Amazon Prime is still a behemoth, with U.S. subscribers surging from about 27 million in 2013 to more than 170 million just eight years later. Meanwhile, in his annual shareholder letter, Jassy said AWS has an $85 billion annualized revenue run rate and “is still early in its adoption curve,” adding that Amazon is still in its “early days.” Jassy reminded investors that Amazon has been working on its own large-language models for years, believing “it will transform and improve virtually every customer experience.” Many of the world’s richest investors hold Amazon in their portfolios, and we believe it’s for good reason.
Microsoft
As Microsoft shares climb higher, analysts have been raising their price targets to the high $300s, with one Evercore analyst raising his to $400, writing: “The infusion of A.I. across Microsoft’s product portfolio represents a potential $100 billion incremental revenue uplight in 2027.” Lee has been bullish on Microsoft’s A.I. capabilities and cloud growth (Azure) since December 2019, when he added the Bill Gates-founded company to Granny Shots. It has since beaten the S&P by about 90%. Much of that appreciation derived from the growth of Office 365 and Azure, which helped Microsoft add $100 billion in revenue over the past four years. A.I. could drive another $100 billion in revenue.
Back in 2019, the company invested $1 billion in ChatGPT-maker OpenAI. In January, Microsoft announced it was investing another $10 billion in OpenAI, giving it access to some of the most popular and advanced artificial intelligence systems. Microsoft’s market share in search is tiny compared with Alphabet, but AI-powered Bing and Edge are gaining traction.
CEO Satya Nadella said this year that AI-powered search is the biggest thing to happen to the company in the nine years he’s been CEO, saying, “I have not seen something like this since I would say 2007-08 when the cloud was just coming out.” Speaking of the cloud, Azure is still growing like a weed. Even Microsoft’s cybersecurity segment, which reports more than $15 billion in revenue, is becoming more and more a core piece of its pie.
Alphabet
There are worries that ChatGPT and other A.I. will disrupt Alphabet’s core business, Google Search. Google parent, Alphabet, has been a Granny Shot since 2019, outpacing the S&P by more than 50%. Alphabet has managed to grow its revenue every single year, led by Google Search, which represents more than half of Alphabet’s total business. YouTube is much smaller but growing mightily.
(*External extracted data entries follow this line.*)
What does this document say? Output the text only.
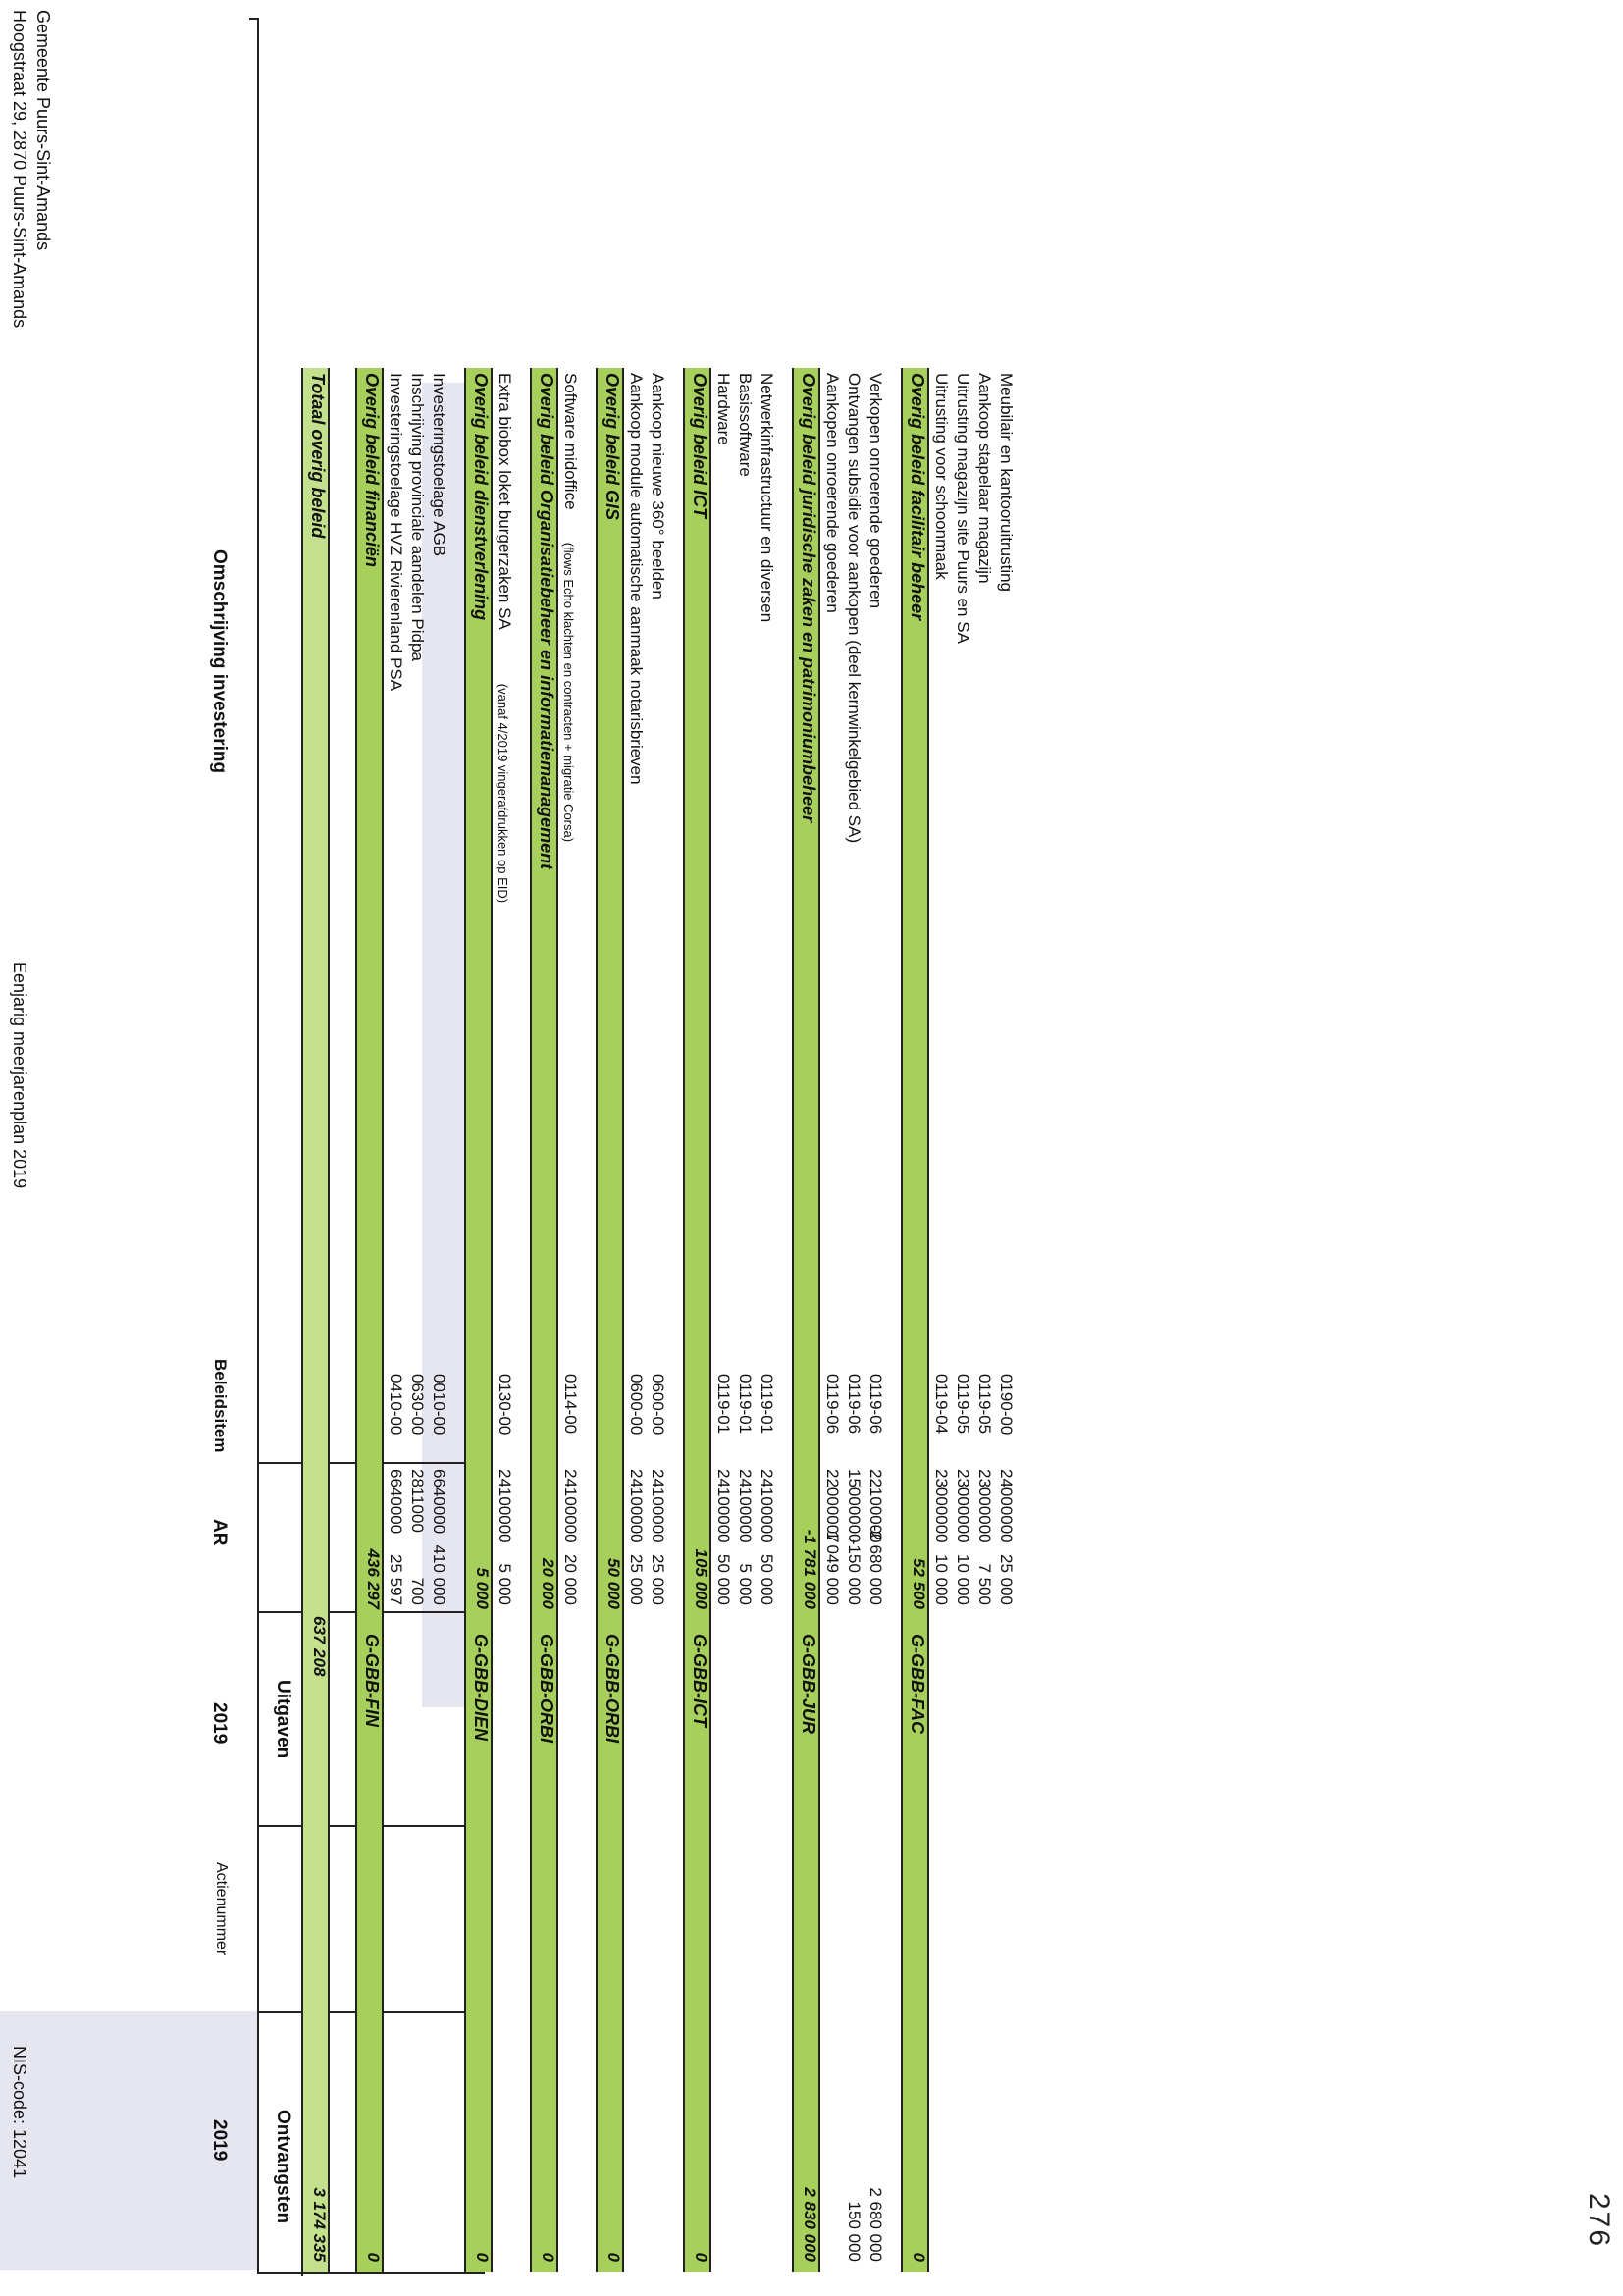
276
Omschrijving investering
Beleidsitem
AR
Uitgaven
2019
Actienummer
Ontvangsten
2019
Totaal overig beleid
3 174 335
Overig beleid financiën
436 297
G-GBB-FIN
0
Investeringstoelage HVZ Rivierenland PSA
0410-00
6640000
25 597
Inschrijving provinciale aandelen Pidpa
0630-00
2811000
700
Investeringstoelage AGB
0010-00
6640000
410 000
Overig beleid dienstverlening
5 000
G-GBB-DIEN
0
Extra biobox loket burgerzaken SA
(vanaf 4/2019 vingerafdrukken op EID)
0130-00
24100000
5 000
Overig beleid Organisatiebeheer en informatiemanagement
20 000
G-GBB-ORBI
0
Software midoffice
(flows Echo klachten en contracten + migratie Corsa)
0114-00
24100000
20 000
Overig beleid GIS
50 000
G-GBB-ORBI
0
Aankoop module automatische aanmaak notarisbrieven
0600-00
24100000
25 000
Aankoop nieuwe 360° beelden
0600-00
24100000
25 000
Overig beleid ICT
105 000
G-GBB-ICT
0
Hardware
0119-01
24100000
50 000
Basissoftware
0119-01
24100000
5 000
Netwerkinfrastructuur en diversen
0119-01
24100000
50 000
Overig beleid juridische zaken en patrimoniumbeheer
-1 781 000
G-GBB-JUR
2 830 000
Aankopen onroerende goederen
0119-06
22000007
1 049 000
Ontvangen subsidie voor aankopen (deel kernwinkelgebied SA)
0119-06
15000000
-150 000
150 000
Verkopen onroerende goederen
0119-06
22100000
-2 680 000
2 680 000
Overig beleid facilitair beheer
52 500
G-GBB-FAC
0
Uitrusting voor schoonmaak
0119-04
23000000
10 000
Uitrusting magazijn site Puurs en SA
0119-05
23000000
10 000
Aankoop stapelaar magazijn
0119-05
23000000
7 500
Meubilair en kantooruitrusting
0190-00
24000000
25 000
Gemeente Puurs-Sint-Amands
Hoogstraat 29, 2870 Puurs-Sint-Amands
Eenjarig meerjarenplan 2019
NIS-code: 12041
Just like the other six companies outlined above, we believe Alphabet is a revolutionary company in artificial intelligence. CEO Sundar Pichai has said A.I. will be “more profound than fire or electricity,” while unveiling A.I. technology in Gmail that can produce replies in seconds. That’s likely only scratching the surface of what Alphabet will be able to do A.I.-wise in the decade ahead. “You will see us be bold,” Pichai told The New York Times this year.